Please note: On ABAP systems credentials are not only stored in cred_v2 files, but also in the ABAP secure storage (transaction SECSTORE).

 

SSO Credential (cred_v2) file

The cred_v2 file stores the PIN/password to decrypt PSE files in a ASN.1 structure.

 

cred_v2 versions

There exist three versions for cred_v2:

  1. v0: stores the PSE’s password 3DES encrypted with a hardcoded string,
  2. v1: stores it wither 3DES or AES256 encrypted with a hardcoded key,
  3. v2: makes use of Local Protection Store (LPS), which protects PSE files on Windows from offline brute force attacks.
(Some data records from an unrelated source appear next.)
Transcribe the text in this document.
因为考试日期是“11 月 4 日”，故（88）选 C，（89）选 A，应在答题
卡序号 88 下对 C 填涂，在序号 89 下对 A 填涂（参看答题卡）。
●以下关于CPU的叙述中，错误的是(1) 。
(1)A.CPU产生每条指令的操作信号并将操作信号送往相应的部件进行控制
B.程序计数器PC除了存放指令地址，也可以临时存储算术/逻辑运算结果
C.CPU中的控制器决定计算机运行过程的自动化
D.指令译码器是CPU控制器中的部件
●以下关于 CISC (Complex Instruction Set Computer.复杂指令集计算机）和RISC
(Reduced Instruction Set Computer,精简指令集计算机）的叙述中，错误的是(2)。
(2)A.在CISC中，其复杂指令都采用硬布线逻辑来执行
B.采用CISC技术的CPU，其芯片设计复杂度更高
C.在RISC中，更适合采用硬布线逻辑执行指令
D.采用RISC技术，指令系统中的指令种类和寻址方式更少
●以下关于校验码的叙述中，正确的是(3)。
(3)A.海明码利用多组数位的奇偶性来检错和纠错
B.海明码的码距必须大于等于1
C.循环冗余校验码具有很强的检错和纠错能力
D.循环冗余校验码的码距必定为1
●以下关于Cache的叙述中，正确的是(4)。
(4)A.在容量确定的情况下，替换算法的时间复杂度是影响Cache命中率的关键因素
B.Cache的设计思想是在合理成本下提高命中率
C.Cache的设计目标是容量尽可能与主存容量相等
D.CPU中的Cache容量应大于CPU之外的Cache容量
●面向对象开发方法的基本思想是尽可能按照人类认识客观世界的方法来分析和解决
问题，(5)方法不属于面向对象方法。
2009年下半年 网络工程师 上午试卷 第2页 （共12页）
At time of writing LPS provides only on windows systems any security benefit (please remember, LPS with TPM is deprecated).

To make sure at least v1 is used, the SSO credential file must be created with the CCL 8.5.15 or later.
Pysap from https://github.com/SecureAuthCorp/pysap may be used to display the cred_v2 file’s current version.

 

Adjust the cryptographic algorithms used for cred_v2

The cred_v2 file is used to store credentials for PSEs which can be accessed by OS users without further authentication. The credentials in cred_v2 file are stored encrypted. By default 3DES is used which must be considered as weak.

The to-be-used encryption algorithm should be configured to a more secure one by CCL parameter ccl/credential_encryption_algorithm = AES256.

Please note: Credentials stored in cred_v2 files are re-encrypted whenever they are written to the cred_v2 file, e.g., by setting a new password for a PSE using transaction STRUST or sapgenpse seclogin -r.

 

Adjust method to determine OS user for SSO

On Linux and UNIX-based systems, the user for accessing PSE with credentials stored in the cred_v2 file can be determined either from the system variable $USER or via OS functions. Since the system variable is not safe from being tampered. By default, the system variable is used.

This should be switched to use the OS functions by the CCL parameter ccl/enable_credential_uid_from_os = 1.